Using this data, they could offer personalized and niche marketing ads that showed what the best offer for that individual was, what similar users upgrade to, and where their nearest store was located.
The personalized ads performed 128% better in terms of click-through rate.
7 . Coca-Cola
The famous ‘Share a Coke’ campaign, first launched in Australia in 2012, still retains its title as one of the most original examples of personalized marketing to date.
The idea was to spread advocacy and love for the brand by replacing the soft drinks logo with consumer names, encouraging people to share with friends and spread the brand’s message using the hashtag #shareacoke.
In the wake of the original campaign, Coca Cola Co. saw a rise in sales for the first time in over a decade.

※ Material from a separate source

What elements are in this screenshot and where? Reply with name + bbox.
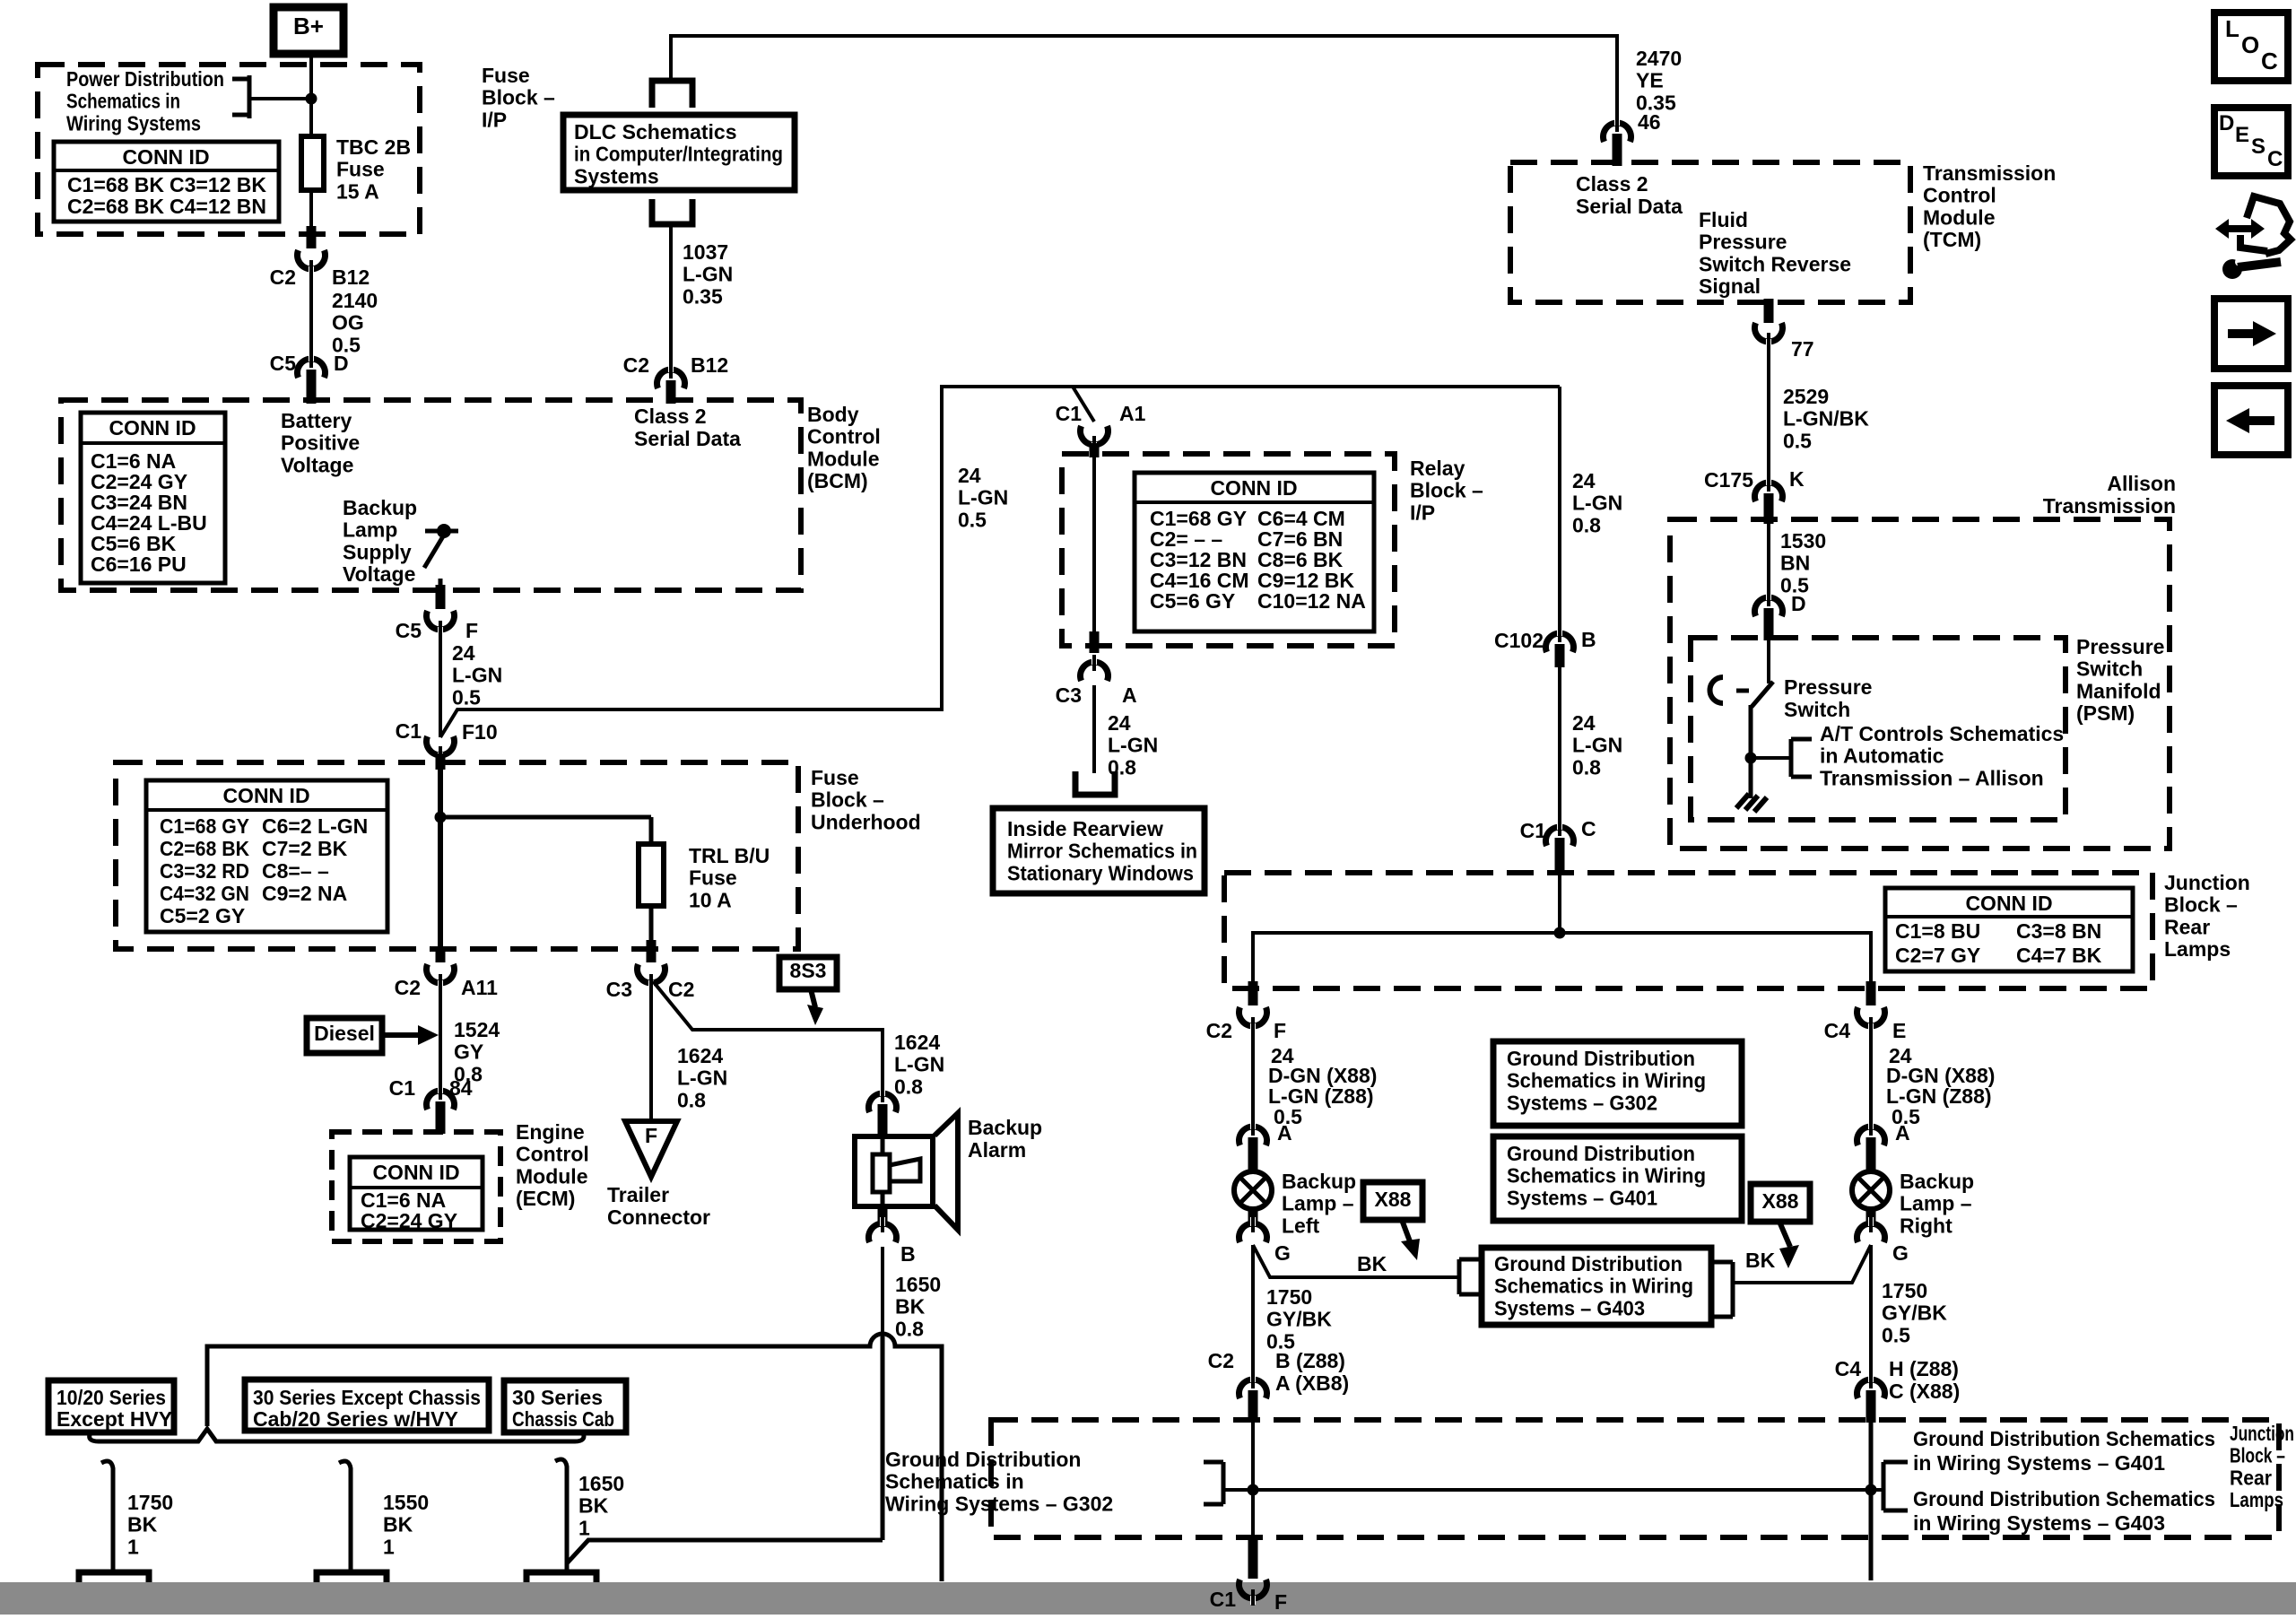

A spokesperson from Coca-Cola said: “This campaign taught us that personalization can only be highly engaging and effective if it can be shared with a wide audience.”
To mark its 20th anniversary, the brand’s marketers launched a data-driven campaign that brought each customer’s travel history with the airline to life. Its email campaign used customer data to build individual stories, such as when and where they first traveled with easyJet, and where they might like to go next.
The emails used 12 modules combining graphic devices, destination imagery, and copy based on 28 key personalization data points.
A total of 12,473,608 unique emails were sent, 7.5% of recipients made a booking in the following 30 days, and 78% had positive sentiments about the campaign, most using the word ‘love’ to describe it.
Key considerations when creating personalized campaigns:
- Know who you’re targeting by interrogating your customer data – from basic demographics to online behaviors, attitudes, interests, and perceptions.
- Build real-life, data-driven personas of your target groups, and personalize your communications for each of them.
- Use dynamic content to personalize the customer experience based on interests and browsing behaviors.
- Find out which social platforms your audience prefers, when they’re likely to be online, and what sort of content they like to engage with.
- Take device ownership and usage into consideration so your marketers know what, how, and where personalization will really score.